He has been upgraded to stable but critical condition, police spokesperson Const. Jason Michalyshen said.
Police were called to the house, in the 300-block of Alfred Avenue, at 5:50 a.m.
Michalyshen said the investigation is in its early stages.
"I'm not aware of the circumstances or the motivation," Michalyshen said.
No suspects have been identified.
It's not clear whether the victim lived in the home.
Michalyshen said the man's condition is improving.
Notice that they managed to avoid saying "North End" anywhere in their story.

Did you notice how many comments your original story got? 54 - more than one comment for every word that you wrote. Although, I suppose 14 of those comments did have to deleted because of the classy commenters that flock to a negative story like this to spew their racism and incorrect views of the neighbourhood as a whole, especially when they are left to their own imaginations to fill in the details that are missing. When a story is incomplete like this, there should be no comments allowed until there is actually something to comment on. Or better yet, no comments at all - after all, eventually the people involved will be "in a case before the courts" - if the comments will be closed during stories about the trial, why allow them right after it happens?

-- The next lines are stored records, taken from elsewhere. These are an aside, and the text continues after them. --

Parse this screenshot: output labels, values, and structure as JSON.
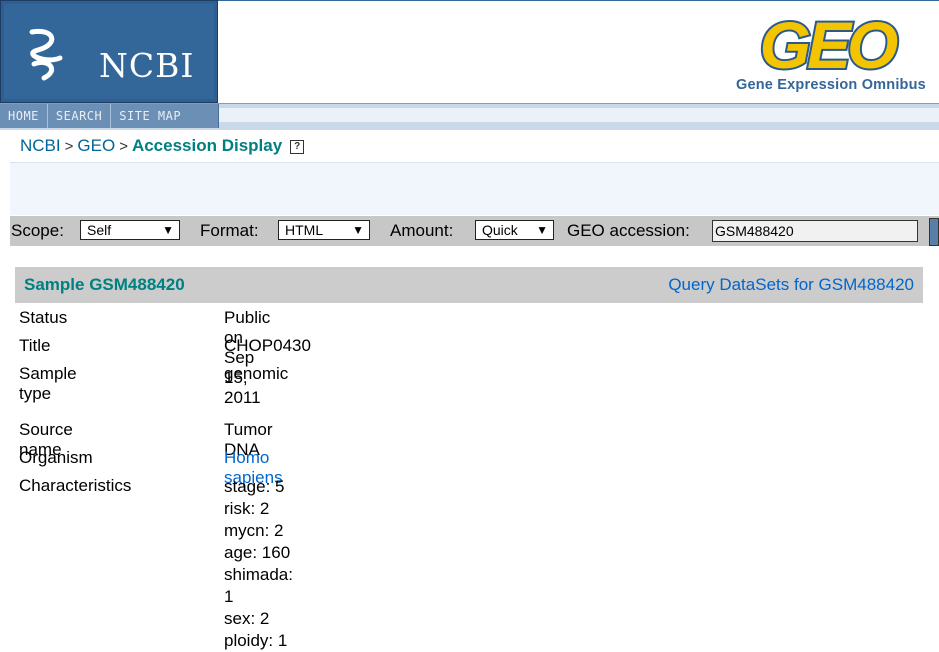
{
  "header": {
    "ncbi_logo_text": "NCBI",
    "nav": [
      "HOME",
      "SEARCH",
      "SITE MAP"
    ],
    "geo_logo_text": "GEO",
    "geo_tagline": "Gene Expression Omnibus"
  },
  "breadcrumb": {
    "items": [
      "NCBI",
      "GEO"
    ],
    "separator": ">",
    "current": "Accession Display",
    "help": "?"
  },
  "query_bar": {
    "scope_label": "Scope:",
    "scope_value": "Self",
    "format_label": "Format:",
    "format_value": "HTML",
    "amount_label": "Amount:",
    "amount_value": "Quick",
    "accession_label": "GEO accession:",
    "accession_value": "GSM488420"
  },
  "sample": {
    "title": "Sample GSM488420",
    "query_link": "Query DataSets for GSM488420"
  },
  "details": {
    "status_label": "Status",
    "status_value": "Public on Sep 15, 2011",
    "title_label": "Title",
    "title_value": "CHOP0430",
    "sample_type_label": "Sample type",
    "sample_type_value": "genomic",
    "source_name_label": "Source name",
    "source_name_value": "Tumor DNA",
    "organism_label": "Organism",
    "organism_value": "Homo sapiens",
    "characteristics_label": "Characteristics",
    "characteristics": [
      "stage: 5",
      "risk: 2",
      "mycn: 2",
      "age: 160",
      "shimada: 1",
      "sex: 2",
      "ploidy: 1"
    ]
  },
  "colors": {
    "ncbi_blue": "#336699",
    "teal_heading": "#008080",
    "link_blue": "#0066cc",
    "geo_yellow": "#f5c400"
  }
}
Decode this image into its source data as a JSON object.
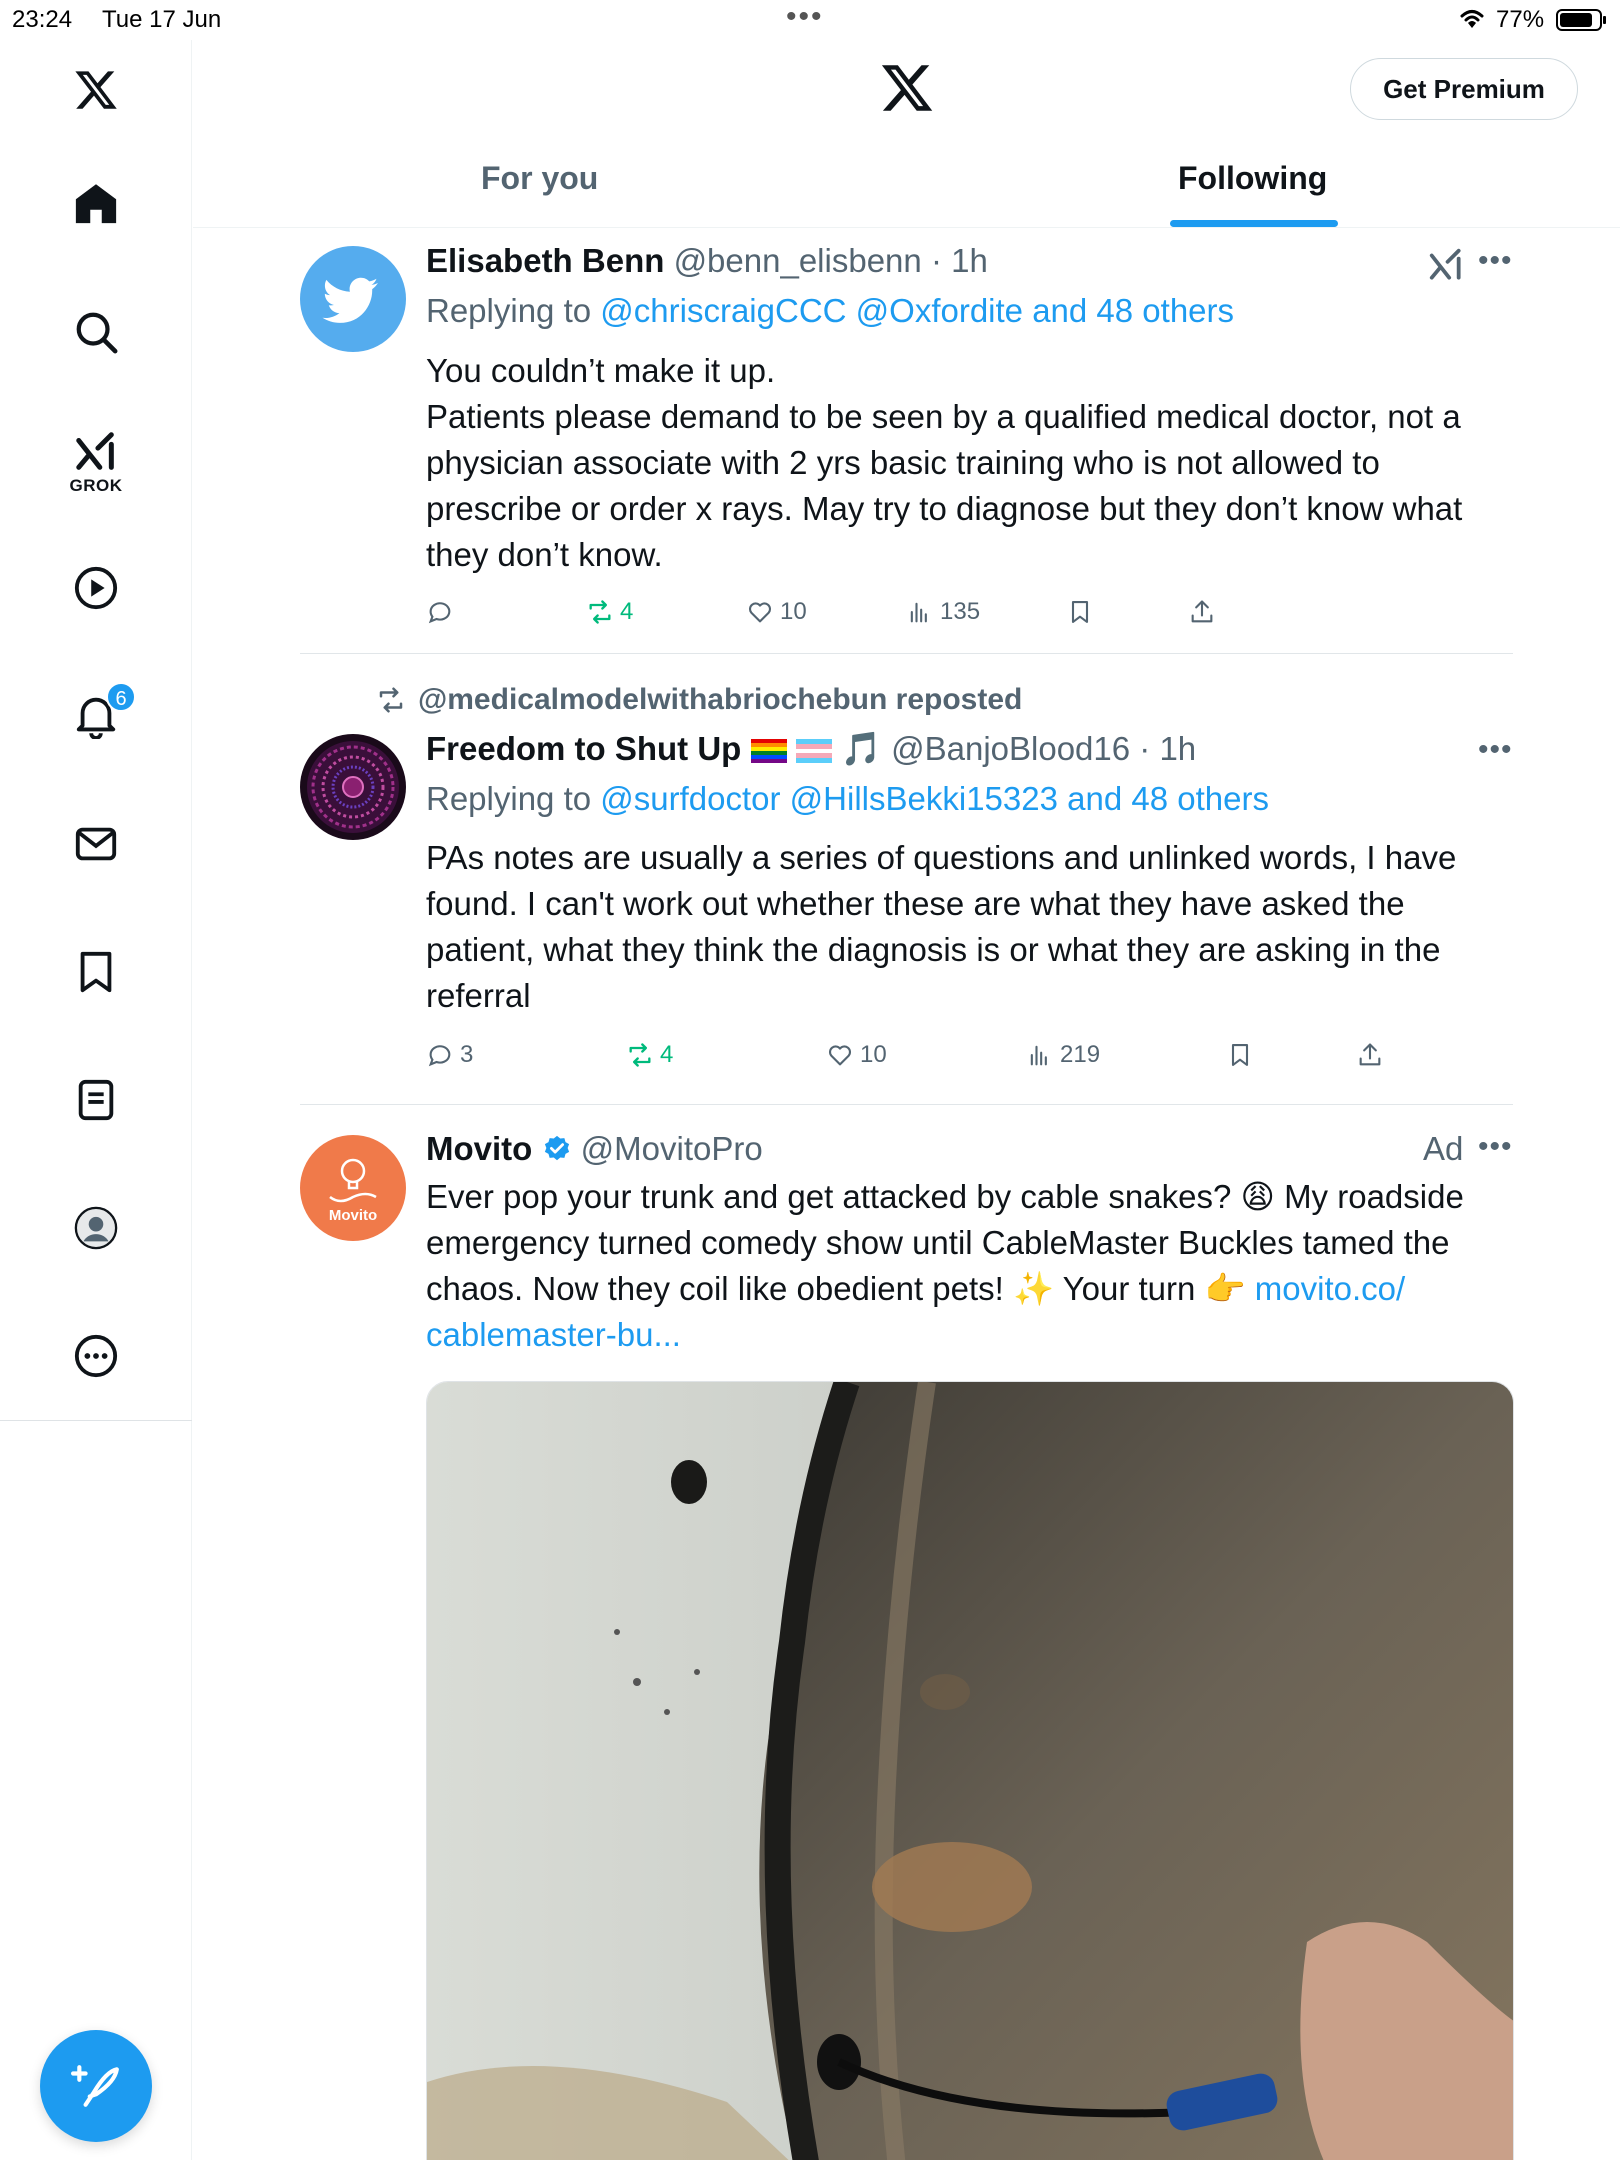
{
  "status_bar": {
    "time": "23:24",
    "date": "Tue 17 Jun",
    "battery": "77%"
  },
  "sidebar": {
    "items": [
      {
        "icon": "x-logo-icon"
      },
      {
        "icon": "home-icon"
      },
      {
        "icon": "search-icon"
      },
      {
        "icon": "grok-icon",
        "label": "GROK"
      },
      {
        "icon": "video-play-icon"
      },
      {
        "icon": "bell-icon",
        "badge": "6"
      },
      {
        "icon": "mail-icon"
      },
      {
        "icon": "bookmark-icon"
      },
      {
        "icon": "lists-icon"
      },
      {
        "icon": "profile-icon"
      },
      {
        "icon": "more-icon"
      }
    ],
    "compose_icon": "compose-icon"
  },
  "header": {
    "premium_label": "Get Premium",
    "tabs": [
      {
        "label": "For you",
        "active": false
      },
      {
        "label": "Following",
        "active": true
      }
    ]
  },
  "tweets": [
    {
      "name": "Elisabeth Benn",
      "handle": "@benn_elisbenn",
      "time": "· 1h",
      "reply_prefix": "Replying to",
      "reply_to": "@chriscraigCCC @Oxfordite and 48 others",
      "text": [
        "You couldn’t make it up.",
        "Patients please demand to be seen by a  qualified medical doctor, not a",
        "physician associate with 2 yrs  basic training who is not allowed to",
        "prescribe or order x rays. May try to diagnose but they don’t know what",
        "they don’t know."
      ],
      "replies": "",
      "reposts": "4",
      "likes": "10",
      "views": "135"
    },
    {
      "reposted_by": "@medicalmodelwithabriochebun reposted",
      "name": "Freedom to Shut Up",
      "name_emoji": "🎵",
      "handle": "@BanjoBlood16",
      "time": "· 1h",
      "reply_prefix": "Replying to",
      "reply_to": "@surfdoctor @HillsBekki15323 and 48 others",
      "text": [
        "PAs notes are usually a series of questions and unlinked words, I have",
        "found. I can't work out whether these are what they have asked the",
        "patient, what they think the diagnosis is or what they are asking in the",
        "referral"
      ],
      "replies": "3",
      "reposts": "4",
      "likes": "10",
      "views": "219"
    },
    {
      "name": "Movito",
      "handle": "@MovitoPro",
      "ad_label": "Ad",
      "avatar_text": "Movito",
      "text_lines": [
        "Ever pop your trunk and get attacked by cable snakes? 😩 My roadside",
        "emergency turned comedy show until CableMaster Buckles tamed the",
        "chaos. Now they coil like obedient pets! ✨ Your turn 👉 ",
        "cablemaster-bu..."
      ],
      "link_part": "movito.co/"
    }
  ],
  "colors": {
    "accent": "#1d9bf0",
    "repost_green": "#00ba7c",
    "muted": "#536471",
    "movito_orange": "#f07a4a"
  }
}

Now, dear Staff Writer, I noticed you wrote a follow up article and managed to leave "North End" out of the headline, however, you just couldn't resist sneaking it in a little later, but fine, it did happen in the North End and you're finally giving a few more details, so it's a start. However, you did manage to leave out one little nugget that the Sun seemed to have time to add in, that the victim and suspect knew each other. I would argue that that is one of the most important details when reporting any crime: context.

Do Winnipeggers need to worry about being stabbed in the North End if they don't know people who are likely to stab them? Probably not. Do people need to worry about being murdered and stuffed in the trunk of a car when they visit St. Vital? No, of course not. Given a little bit of context and information we can make informed choices about things.

Although, I will happily wait for the headline of "100% of murders in Winnipeg in 2013 have been committed in Ft. Rouge/St. Vital" - imagine if that ran? While technically it is currently a true statement, it certainly doesn't speak to the values of the rest of the neighbourhood; neither does crime in the North End. So please dear Staff Writer, please think before you use your brush to paint a picture of everyone in my community, individuals create crime, not entire neighbourhoods.